La dignidad de la plantilla de Auzsa

28. abril 2016 | Por | Categoria: Editorial, Opinión

Muchos olvidan que los grandes avances sociales de los últimos 150 años han sido posibles gracias a millones de trabajadores y trabajadoras que arriesgaron sus economías y sus vidas para plantarle cara a la injusticia que les rodeaba.
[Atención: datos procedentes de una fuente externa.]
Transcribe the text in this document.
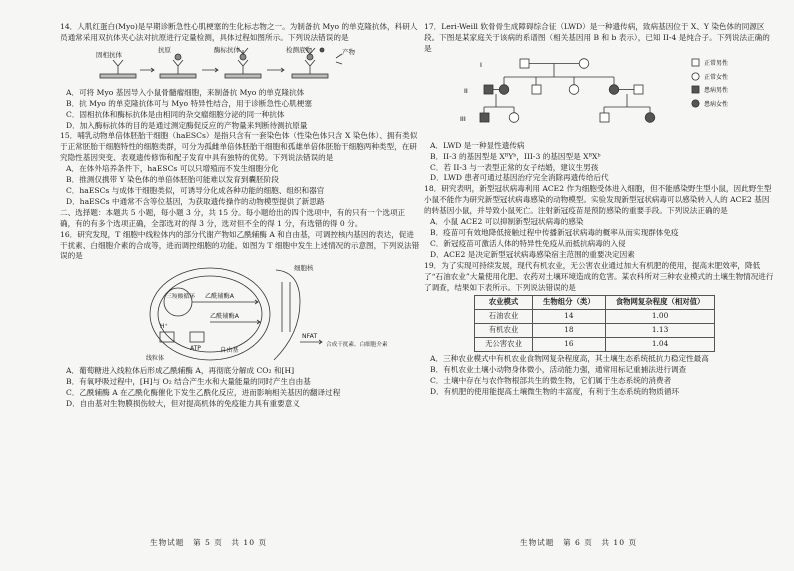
14．人肌红蛋白(Myo)是早期诊断急性心肌梗塞的生化标志物之一。为制备抗 Myo 的单克隆抗体，科研人员通常采用双抗体夹心法对抗原进行定量检测，具体过程如图所示。下列说法错误的是

固相抗体
抗原	酶标抗体	检测底物	产物

A．可将 Myo 基因导入小鼠骨髓瘤细胞，来制备抗 Myo 的单克隆抗体

B．抗 Myo 的单克隆抗体可与 Myo 特异性结合，用于诊断急性心肌梗塞

C．固相抗体和酶标抗体是由相同的杂交瘤细胞分泌的同一种抗体

D．加入酶标抗体的目的是通过测定酶促反应的产物量来判断待测抗原量

15．哺乳动物单倍体胚胎干细胞（haESCs）是指只含有一套染色体（性染色体只含 X 染色体）、拥有类似于正常胚胎干细胞特性的细胞类群，可分为孤雌单倍体胚胎干细胞和孤雄单倍体胚胎干细胞两种类型，在研究隐性基因突变、表观遗传修饰和配子发育中具有独特的优势。下列说法错误的是

A．在体外培养条件下，haESCs 可以只增殖而不发生细胞分化

B．推测仅携带 Y 染色体的单倍体胚胎可能难以发育到囊胚阶段

C．haESCs 与成体干细胞类似，可诱导分化成各种功能的细胞、组织和器官

D．haESCs 中通常不含等位基因，为获取遗传操作的动物模型提供了新思路

二、选择题：本题共 5 小题，每小题 3 分，共 15 分。每小题给出的四个选项中，有的只有一个选项正确，有的有多个选项正确，全部选对的得 3 分，选对但不全的得 1 分，有选错的得 0 分。

16．研究发现，T 细胞中线粒体内的部分代谢产物如乙酰辅酶 A 和自由基，可调控核内基因的表达，促进干扰素、白细胞介素的合成等，进而调控细胞的功能。如图为 T 细胞中发生上述情况的示意图，下列说法错误的是

细胞核
三羧酸循环 乙酰辅酶A
乙酰辅酶A
自由基
NFAT
合成干扰素、白细胞介素
H⁺
ATP
线粒体

A．葡萄糖进入线粒体后形成乙酰辅酶 A，再彻底分解成 CO₂ 和[H]

B．有氧呼吸过程中，[H]与 O₂ 结合产生水和大量能量的同时产生自由基

C．乙酰辅酶 A 在乙酰化酶催化下发生乙酰化反应，进而影响相关基因的翻译过程

D．自由基对生物膜损伤较大，但对提高机体的免疫能力具有重要意义

生物试题　第 5 页　共 10 页

17．Leri-Weill 软骨骨生成障碍综合征（LWD）是一种遗传病，致病基因位于 X、Y 染色体的同源区段。下图是某家庭关于该病的系谱图（相关基因用 B 和 b 表示），已知 II-4 是纯合子。下列说法正确的是

I
II
III
正常男性
正常女性
患病男性
患病女性

A．LWD 是一种显性遗传病

B．II-3 的基因型是 XᴮYᵇ，III-3 的基因型是 XᴮXᵇ

C．若 II-3 与一表型正常的女子结婚，建议生男孩

D．LWD 患者可通过基因治疗完全消除再遗传给后代

18．研究表明，新型冠状病毒利用 ACE2 作为细胞受体进入细胞，但不能感染野生型小鼠，因此野生型小鼠不能作为研究新型冠状病毒感染的动物模型。实验发现新型冠状病毒可以感染转入人的 ACE2 基因的转基因小鼠，并导致小鼠死亡。注射新冠疫苗是预防感染的重要手段。下列说法正确的是

A．小鼠 ACE2 可以抑制新型冠状病毒的感染

B．疫苗可有效地降低接触过程中传播新冠状病毒的概率从而实现群体免疫

C．新冠疫苗可激活人体的特异性免疫从而抵抗病毒的入侵

D．ACE2 是决定新型冠状病毒感染宿主范围的重要决定因素

19．为了实现可持续发展，现代有机农业，无公害农业通过加大有机肥的使用，提高末肥效率，降低了“石油农业”大量使用化肥、农药对土壤环境造成的危害。某农科所对三种农业模式的土壤生物情况进行了调查，结果如下表所示。下列说法错误的是

农业模式	生物组分（类）	食物网复杂程度（相对值）
石油农业	14	1.00
有机农业	18	1.13
无公害农业	16	1.04

A．三种农业模式中有机农业食物网复杂程度高，其土壤生态系统抵抗力稳定性最高

B．有机农业土壤小动物身体微小，活动能力强，通常用标记重捕法进行调查

C．土壤中存在与农作物根部共生的微生物，它们属于生态系统的消费者

D．有机肥的使用能提高土壤微生物的丰富度，有利于生态系统的物质循环

生物试题　第 6 页　共 10 页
Muchos olvidan que en un periodo como el actual, en el que la nota dominante es el retroceso hacia la precariedad y la explotación, esas luchas sociales son más necesarias que nunca.

Por eso fue tan importante para todos que hace más de cuatro meses la plantilla de Auzsa decidiera movilizarse contra el injusto laudo de 2013 y a favor de un convenio justo. 140 días de paros parciales han jalonado un conflicto laboral entre poco más de 1.000 trabajadores, y una multinacional mexicana del transporte de viajeros, cuyo objetivo principal era doblegar la voluntad de una de las pocas plantillas que todavía se atreven a luchar por sus derechos.

A pesar de los razonables servicios mínimos decretados por el gobierno municipal, pronto surgieron en las paradas y en las redes sociales fábulas en las que los animales hablaban de supuestos salarios astronómicos, antes de proponer el despido fulminante de todos aquellos que se atrevieran a ejercer el derecho constitucional a la huelga.

Luego llegaron las presiones mediáticas de quienes llevan más de un siglo ejerciendo como caciques mayores de Aragón, y de algunos de sus discípulos.

Y por último, llegaron la concejala de Movilidad, Teresa Artigas (de Zaragoza en Común), diciendo que esta huelga “mantenía rehén” a la ciudadanía, y el consejero municipal de Servicios Públicos, Alberto Cubero (también de ZeC), señalando junto a la anterior que “el daño económico que la huelga supone para la empresa es muy inferior al coste que para la empresa supondría ceder en las demandas laborales”.

Ni una ni otro tenían en cuenta la realidad estadística. Según las cifras oficiales, Aragón es la única comunidad en la que ha retrocedido el volumen de viajeros transportados en autobús, como consecuencia de la huelga [ver1] [ver2]. Lo único que le importaba al gobierno de ZeC es que acabase cuanto antes y de la forma que fuera un conflicto que empezaba a cuestionar su capacidad de gestión. Muy atrás había quedado la promesa electoral de “estudiar la remunicipalización de servicios públicos estratégicos”, burdamente zanjada ahora con la afirmación de ser una demanda “totalmente alejada de la realidad”. Tampoco se supo nada de aquel anuncio de Cubero en virtud del cual, el Ayuntamiento iba a auditar a Auzsa para comprobar si era cierta su incapacidad económica para subir el salario a su plantilla.

En cualquier caso, lo que ha quedado demostrado es que los trabajadores y trabajadoras de Auzsa no se movían por avaricia económica (un terreno más propio de su contraparte en la negociación), sino por mejorar las condiciones laborales en las que prestan a la ciudadanía un servicio público esencial. El acuerdo final tiene más de mejora social que de incremento salarial.

Esa es la dignidad que les avala, frente a los correveidiles de red social, a los heraldos de la manipulación, y a los políticos desteñidos.